Important course concepts Flashcards
Controlled Substances Act of 1970
First measure to control drug use.
Created “schedule” system, rated based on abuse potential and medical use.
Schedule 1
high abuse potential, no accepted medical use.
Examples: heroin, lysergic acid diethylamide (LSD), marijuana (cannabis), 3,4-methylenedioxymethamphetamine (ecstasy), methaqualone, and peyote
Schedule 2
High abuse potential, psychological or physiological dependence liability, medically used
Examples: Combination products with less than 15 milligrams of hydrocodone per dosage unit (Vicodin), cocaine, methamphetamine, methadone, hydromorphone (Dilaudid), meperidine (Demerol), oxycodone (OxyContin), fentanyl, Dexedrine, Adderall, and Ritalin
Schedule 3
Some abuse potential
Examples: Products containing less than 90 milligrams of codeine per dosage unit (Tylenol with codeine), ketamine, anabolic steroids, testosterone
Schedule 4
Less abuse potential
Examples: Xanax, Soma, Darvon, Darvocet, Valium, Ativan, Talwin, Ambien, Tramadol
Schedule 5
Least abuse potential, over the counter drugs
Dispositional tolerance
The body speeds up the metabolism of a drug to eliminate it by up-regulating enzyme production
Pharmacodynamic tolerance
Down regulation of receptors.
Nerve cells become less sensitive to the effect of a drug. Body can also produce antagonist to the drug. For example: use of opioids causes the brain to make fewer opioid receptor sites
Behavioral tolerance
The brain learns to compensate for the effects of the drug by using unaffected parts. “overriding” the effects of the drug with will power.
Reverse tolerance
In response to destruction of tissues from prolonged use, the user becomes more sensitive and less able to handle moderate amounts of the substance.
Acute tolerance (tachyphylaxis)
Brain and body begin to adapt instantly in response to initial use of a substance.
Select tolerance
Body develops tolerance to mental and physical effects at different rates. Dose to reach emotion high is not the same as the physical level of tolerance.

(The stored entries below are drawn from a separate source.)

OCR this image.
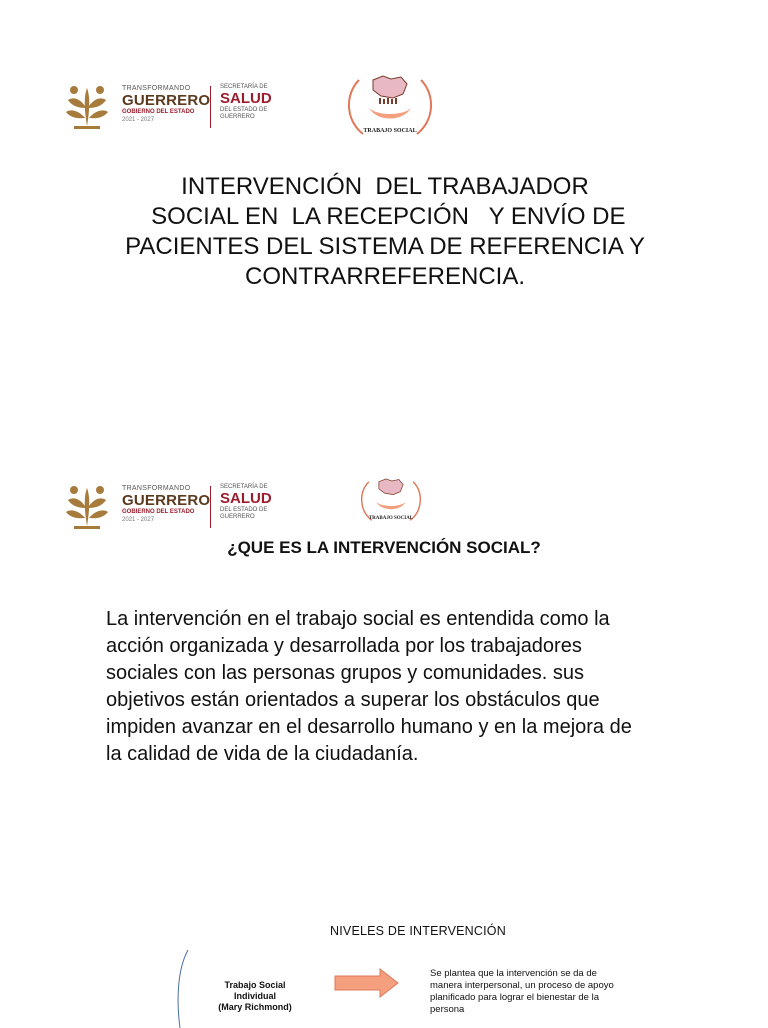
TRANSFORMANDO
GUERRERO
GOBIERNO DEL ESTADO
2021 - 2027
SECRETARÍA DE
SALUD
DEL ESTADO DE
GUERRERO
TRABAJO SOCIAL
INTERVENCIÓN  DEL TRABAJADOR
SOCIAL EN  LA RECEPCIÓN   Y ENVÍO DE
PACIENTES DEL SISTEMA DE REFERENCIA Y
CONTRARREFERENCIA.
TRANSFORMANDO
GUERRERO
GOBIERNO DEL ESTADO
2021 - 2027
SECRETARÍA DE
SALUD
DEL ESTADO DE
GUERRERO	TRABAJO SOCIAL
¿QUE ES LA INTERVENCIÓN SOCIAL?
La intervención en el trabajo social es entendida como la
acción organizada y desarrollada por los trabajadores
sociales con las personas grupos y comunidades. sus
objetivos están orientados a superar los obstáculos que
impiden avanzar en el desarrollo humano y en la mejora de
la calidad de vida de la ciudadanía.
NIVELES DE INTERVENCIÓN
Trabajo Social
Individual
(Mary Richmond)
Se plantea que la intervención se da de
manera interpersonal, un proceso de apoyo
planificado para lograr el bienestar de la
persona
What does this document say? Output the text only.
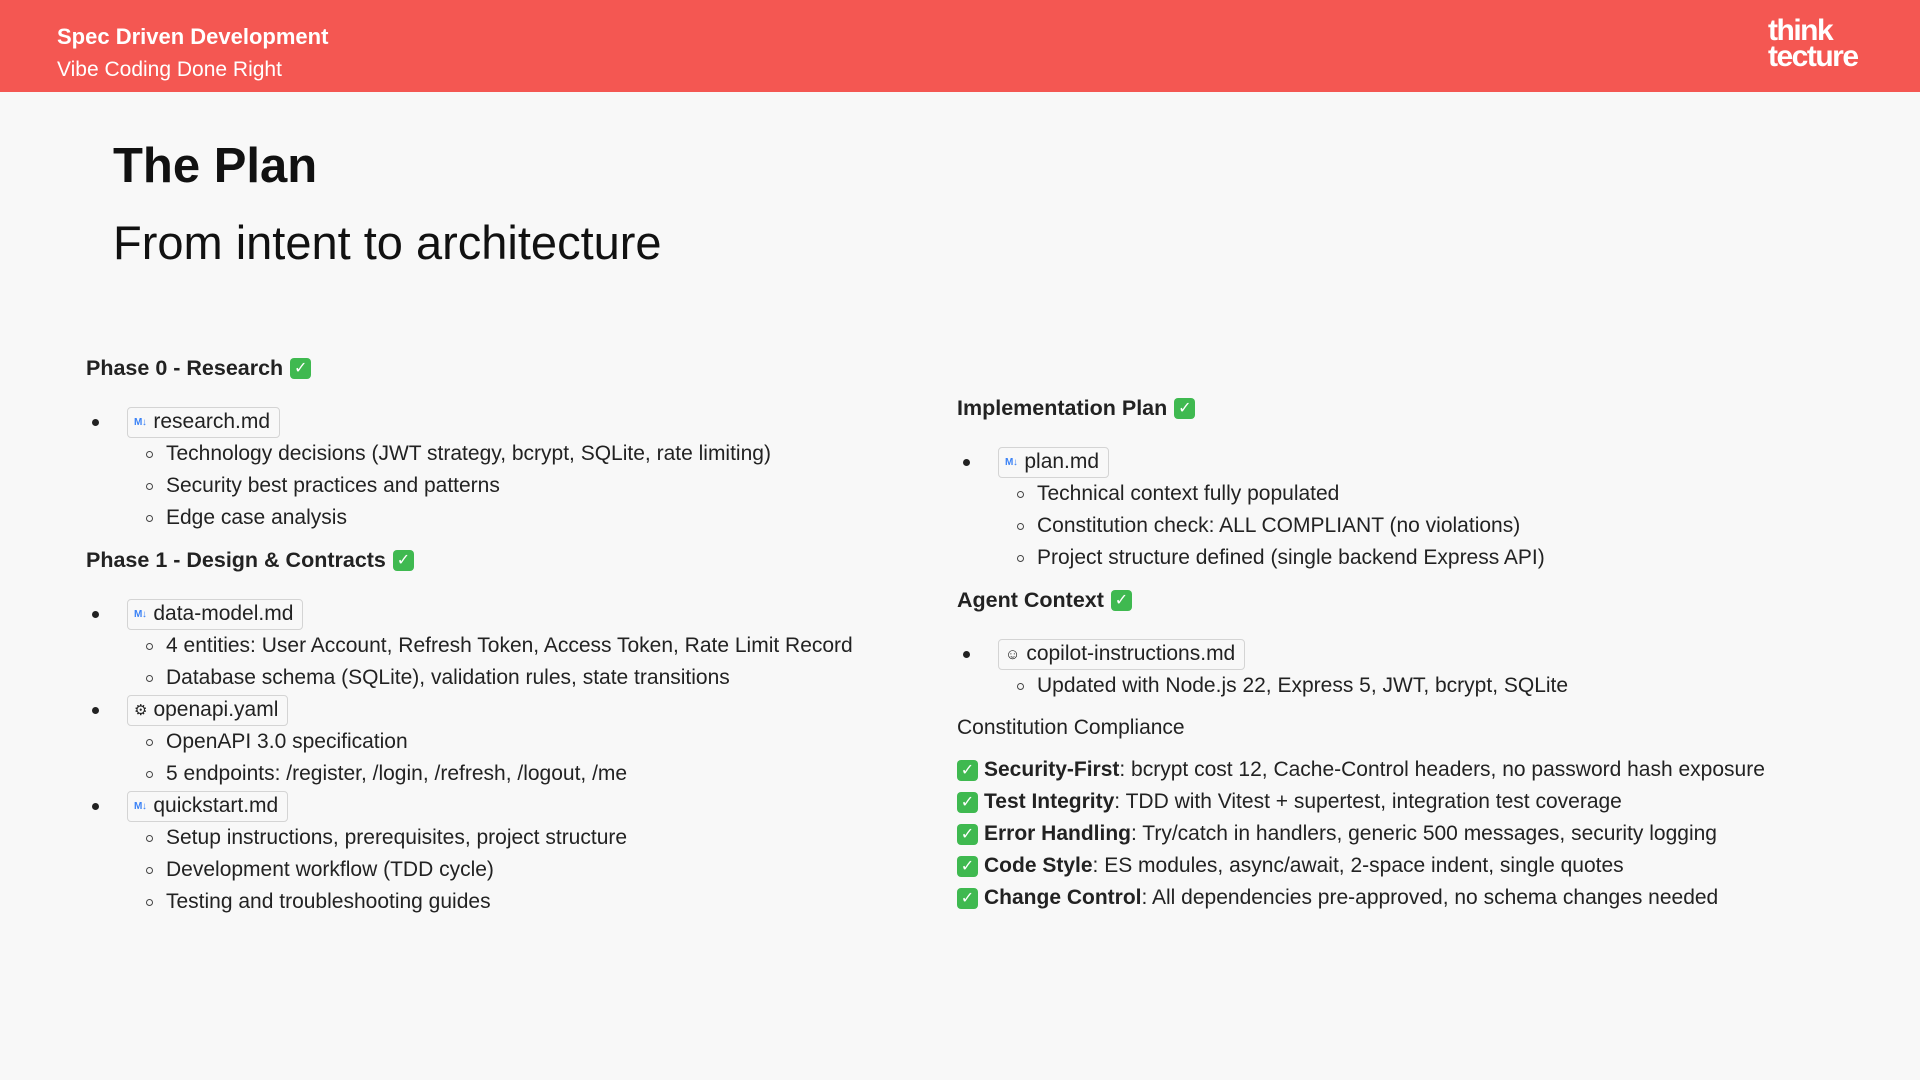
Spec Driven Development
Vibe Coding Done Right
think
tecture
The Plan
From intent to architecture
Phase 0 - Research ✓
M↓ research.md
Technology decisions (JWT strategy, bcrypt, SQLite, rate limiting)
Security best practices and patterns
Edge case analysis
Phase 1 - Design & Contracts ✓
M↓ data-model.md
4 entities: User Account, Refresh Token, Access Token, Rate Limit Record
Database schema (SQLite), validation rules, state transitions
⚙ openapi.yaml
OpenAPI 3.0 specification
5 endpoints: /register, /login, /refresh, /logout, /me
M↓ quickstart.md
Setup instructions, prerequisites, project structure
Development workflow (TDD cycle)
Testing and troubleshooting guides
Implementation Plan ✓
M↓ plan.md
Technical context fully populated
Constitution check: ALL COMPLIANT (no violations)
Project structure defined (single backend Express API)
Agent Context ✓
☺ copilot-instructions.md
Updated with Node.js 22, Express 5, JWT, bcrypt, SQLite
Constitution Compliance
✓ Security-First : bcrypt cost 12, Cache-Control headers, no password hash exposure
✓ Test Integrity : TDD with Vitest + supertest, integration test coverage
✓ Error Handling : Try/catch in handlers, generic 500 messages, security logging
✓ Code Style : ES modules, async/await, 2-space indent, single quotes
✓ Change Control : All dependencies pre-approved, no schema changes needed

Inverse tolerance (kindling)
A person becomes more sensitive to the effects of a drug as the brain chemistry and neuron pathways adapt to the drug’s effects.
Cross tolerance
Developing tolerance to one drug increases tolerance to other drugs with similar biological pathways as well
Non-purposive withdrawal
Characterized by objective physical signs that are a direct result of developing tissue dependence
Purposive withdrawal
A false portrayal of severe withdrawal symptoms by an addict to gain drugs from prescribers.
Can also be caused by psychic conversion reaction: emotional expectation of physical effects.
Protracted withdrawal
Flashback or recurrence of the addiction withdrawal symptoms triggers heavy craving even after detox is complete. Caused by environmental triggers.
“Levels of use” progression
Abstinence, initial contact, experimentation, social/recreational, habituation (integrated use), abuse (excessive use), addiction
Stages of recovery
Withdrawal, honeymoon, the Wall, adjustment, resolution
Withdrawal
0-15 days after use
Low energy, need more sleep
Difficulty concentrating, cravings, short term memory problems
Hostility, confusion, fear, depression, doubt, shame
Honeymoon
16-45 days after use
High energy, poorly directed behavior, secondary drug use
Shorter attention span, denial about relapse potential
Optimistic and overly confident
Desire to return to “normal” may cause conflicts with family members
The Wall
46-120 days after use
Low energy, apathetic, sleep disturbances, discontinuation of recovery behaviors
Romancing use, rehearsal of relapse, increased cravings
Anxiety, depression, fatigue, boredom, irritability, anhedonia
Blaming, devaluation of progress
Adjustment
121-180 days after use
Return to risky situations, decrease in recovery /abstinence promoting behaviors
reduced thoughts of use and cravings
reduced depression, anxiety and irritability but continued boredom and loneliness
Resistance to assistance with relationship problems
Resolution
181+ days after use
Emergence of other excessive use behaviors
Questions need for long term support
Emergence of emotional material, boredom with abstinence
Pre-treatment stages
Denial, ambivalence, motivation (extrinsic), motivation (intrinsic) readiness for change, readiness for treatment
Treatment-related stages
De-addiction, abstinence, continuance, integration and identity change
Recovery model
Self-directed, individualized, person-centered, empowerment oriented, holistic, non-linear, strengths-based, peer supported, respectful, emphasizes personal responsibility, and fosters hope.